Investment in capital projects needs funds. These funds are provided by the investors like equity shareholders, preference shareholders, debenture holders, etc in expectation of a minimum return from the firm. The minimum return expected by the investors depends upon the risk perception of the investor as well as on the risk-return characteristics of the firm. This minimum return expected by the investors, which in turn, is the cost of procuring funds for the firm, is termed as the cost of capital of the firm. Thus, the cost of capital of a firm is the minimum rate of return that it must earn on its investments in order to satisfy the expectation of the various categories of investors who have invested in the firm.
A firm procures funds from various sources by issuing different securities to finance its projects. Each of these sources of finance entails cost to the firm. Since the minimum rate of return expected by various investors – equity investor and debt investor – will be different depending upon their risk perception of the firm, the cost of each source of finance will be different. Thus the overall cost of capital of a firm will be the weighted average of the cost of different sources of finance, with the proportion of each source of finance as the weight. Unless the firm earns this minimum rate of return, the investors will be tempted to pull out of the company, let alone, to participate in any further capital issue.
We have seen that the cost of capital of a firm is the minimum required rates of return of various investors – shareholders and debt investors- who supply funds to the firm. How does a firm determine the required rates of return of each investor? The required rates of return are market determined and is reflected in the market price of each security. An investor, before investing in a security, evaluates the risk-return profile of an investment and assigns a risk premium to the security. This risk premium and expected return of an investor is incorporated in the market price of the security. Thus the market price of a security is a function of the return expected by the investors.

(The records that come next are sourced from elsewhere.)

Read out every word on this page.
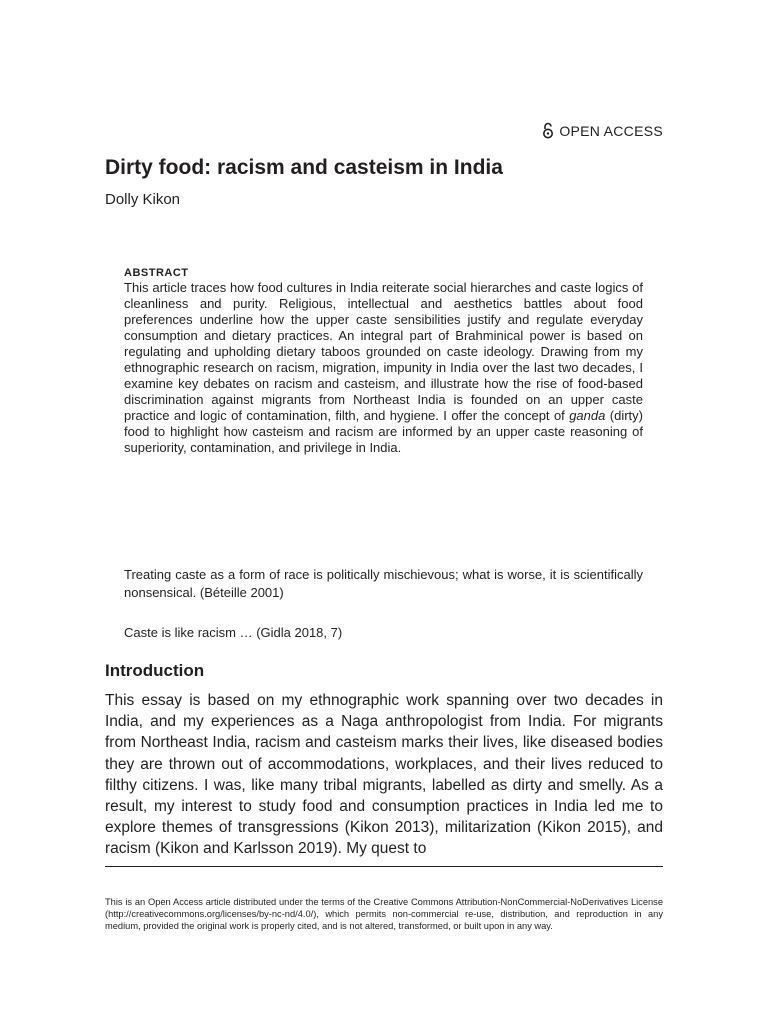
OPEN ACCESS
Dirty food: racism and casteism in India
Dolly Kikon
ABSTRACT

This article traces how food cultures in India reiterate social hierarches and caste logics of cleanliness and purity. Religious, intellectual and aesthetics battles about food preferences underline how the upper caste sensibilities justify and regulate everyday consumption and dietary practices. An integral part of Brahminical power is based on regulating and upholding dietary taboos grounded on caste ideology. Drawing from my ethnographic research on racism, migration, impunity in India over the last two decades, I examine key debates on racism and casteism, and illustrate how the rise of food-based discrimination against migrants from Northeast India is founded on an upper caste practice and logic of contamination, filth, and hygiene. I offer the concept of ganda (dirty) food to highlight how casteism and racism are informed by an upper caste reasoning of superiority, contamination, and privilege in India.

Treating caste as a form of race is politically mischievous; what is worse, it is scientifically nonsensical. (Béteille 2001)

Caste is like racism … (Gidla 2018, 7)

Introduction

This essay is based on my ethnographic work spanning over two decades in India, and my experiences as a Naga anthropologist from India. For migrants from Northeast India, racism and casteism marks their lives, like diseased bodies they are thrown out of accommodations, workplaces, and their lives reduced to filthy citizens. I was, like many tribal migrants, labelled as dirty and smelly. As a result, my interest to study food and consumption practices in India led me to explore themes of transgressions (Kikon 2013), militarization (Kikon 2015), and racism (Kikon and Karlsson 2019). My quest to

This is an Open Access article distributed under the terms of the Creative Commons Attribution-NonCommercial-NoDerivatives License (http://creativecommons.org/licenses/by-nc-nd/4.0/), which permits non-commercial re-use, distribution, and reproduction in any medium, provided the original work is properly cited, and is not altered, transformed, or built upon in any way.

Significance of Cost of Capital
The basic objective of financial management is to maximize the wealth of the shareholders or the value of the firm. The value of a firm is inversely related to the cost of capital of the firm. So in order to maximize the value of a firm, the overall cost of capital of the firm should be minimized.
- In capital structure planning a company strives to achieve the optimal capital structure in order to maximize the value of the firm. The optimal capital structure occurs at a point where the overall cost of capital is minimum.
- Since overall cost of capital is the minimum rate of return required by the investors, this rate is used as the discount rate or the cut-off rate for evaluating the capital budgeting proposals.
Components of Cost of Capital
There are various sources of finance that are used by the firm for financing its investment activities. The major sources are equity capital and debt. Equity capital represents ownership capital. Equity shares are financial instruments to raise equity capital. A debt may be in the form of secured/unsecured loans, debentures, bonds, etc. The debt carries a fixed rate of interest and the payment of interest is mandatory irrespective of the profit earned or loss incurred by the firm. Since interest payable on debt is tax deductible, the usage of debt provides a tax shield to the company.
- Cost of Equity Share Capital: Theoretically, the cost of equity share capital is the minimum return expected by the equity investors. The minimum return expected by the equity investors depends upon the risk perception of the investor as well as on the risk-return complexion of the firm.
- Cost of Preference Share Capital: The cost of preference share capital is the discount rate which equates the net proceeds from issue of preference shares to the present value of the expected cash outflows in the form of dividend and principal repayment on redemption.
- Cost of Debentures or Bonds: The cost of debentures or bonds is defined as the discount rate which equates the net proceeds from issue of debentures to the present value of the expected cash outflows in the form of interest and principal repayment.